Quelles avancées scientifiques a permis ce travail avec Alexandre ?

Nous avons travaillé avec Alexandre sur ce projet pour faire connaître le macaque japonais au grand public. Nous n’étions pas dans une optique de recherche mais bel et bien dans une optique de diffusion des connaissances. Comme Alexandre, nous avions été très surpris, lors de nos différents séjours au Japon, de ne trouver que quelques livres photos sur cette espèce de singes qui est pourtant étudiée depuis les années 1950. Notre souhait, par le biais de ce livre mais aussi des vidéos et de l’exposition qui l’accompagnent, était de faire connaître le macaque japonais.

auteur_cedric_sueurLa cohabitation singes/humains semblent de plus en plus difficile, comment voyez-vous le futur pour les macaques japonais ?

La cohabitation homme-singe est difficile au Japon, mais elle l’est aussi en Afrique du Sud avec les babouins. Le plus souvent, les hommes empiètent sur le territoire des animaux qui viennent alors se nourrir dans les champs et les vergers. Chaque année, le Japon dépense des milliards de yens pour protéger les cultures et 20 000 singes sont tués par an. De telles solutions ne sont bien évidemment pas viables sur le long terme. Une meilleure connaissance des singes et de leurs besoins par les populations touchées semble déjà être une première étape importante. Nous espérons que Saru, une fois traduit, aidera à cela.
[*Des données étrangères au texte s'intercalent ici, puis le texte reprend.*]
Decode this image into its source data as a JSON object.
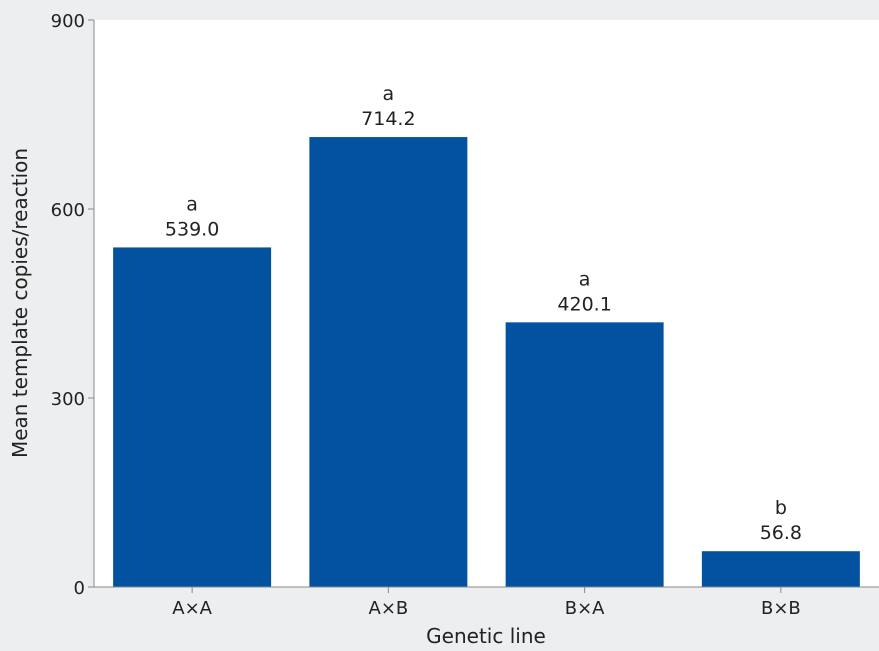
{
  "chart_data": {
    "type": "bar",
    "categories": [
      "A×A",
      "A×B",
      "B×A",
      "B×B"
    ],
    "values": [
      539.0,
      714.2,
      420.1,
      56.8
    ],
    "value_labels": [
      "539.0",
      "714.2",
      "420.1",
      "56.8"
    ],
    "significance_letters": [
      "a",
      "a",
      "a",
      "b"
    ],
    "xlabel": "Genetic line",
    "ylabel": "Mean template copies/reaction",
    "ylim": [
      0,
      900
    ],
    "yticks": [
      0,
      300,
      600,
      900
    ],
    "grid": false,
    "colors": {
      "bar": "#0352a0",
      "plot_background": "#ffffff",
      "page_background": "#edeeef",
      "axis": "#888888"
    }
  }
}
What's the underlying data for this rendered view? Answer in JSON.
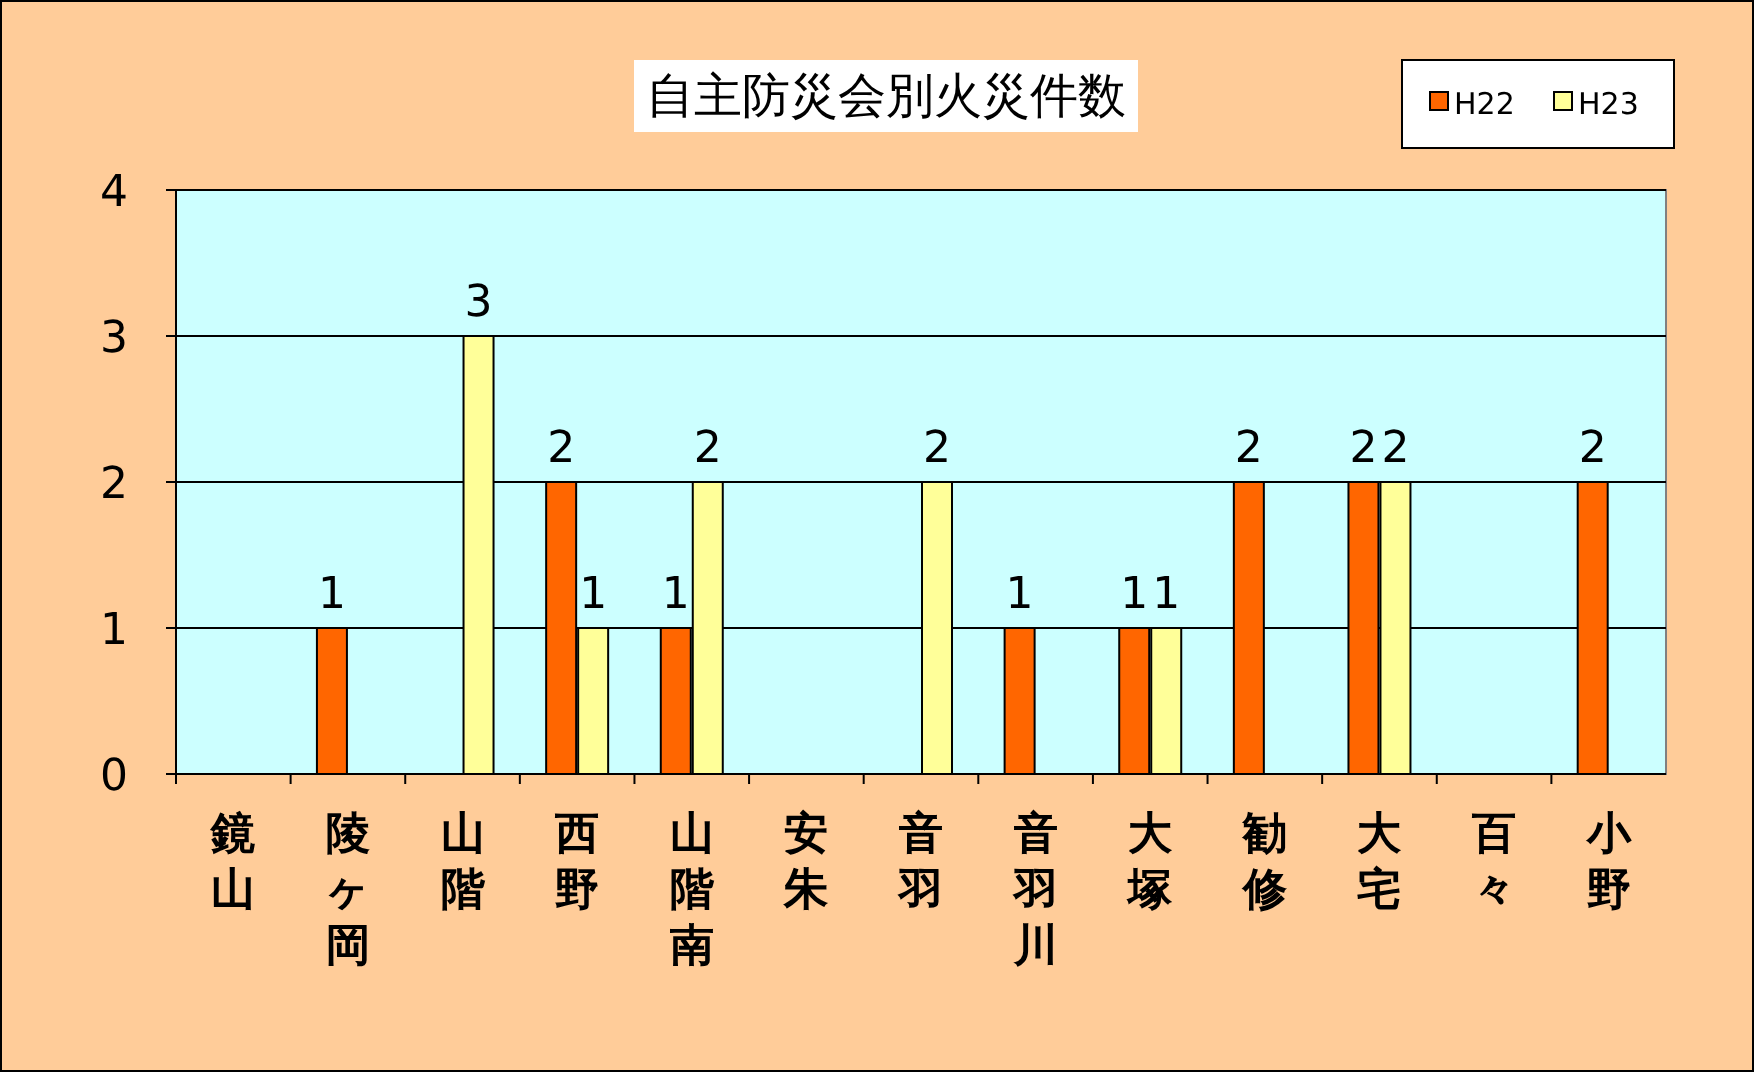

Il y a eu beaucoup de « buzz » autour de la vidéo du singe et de la biche. Ce « buzz » a-t-il été utile pour faire connaître la primatologie ?

Les gens ont été très curieux et surpris d’un tel comportement mais, pour la plupart, ils ne sont pas allés plus loin. Ce « buzz » aura au moins eu le mérite de faire rire le plus grand nombre. Plus sérieusement, nous comptons aller sur Yakushima à l’automne prochain pour essayer d’observer de nouveau ce comportement, et ce de manière plus contrôlée.

Quel message aimeriez-vous faire passer aux lecteurs ?

Nous espérons surtout que ce livre soit une porte d’entrée pour les lecteurs vers le Japon et le monde animal. Restez curieux  et observez !

Journal du Japon remercie Marie, Cédric et Alexandre pour leur disponibilité et leurs réponses.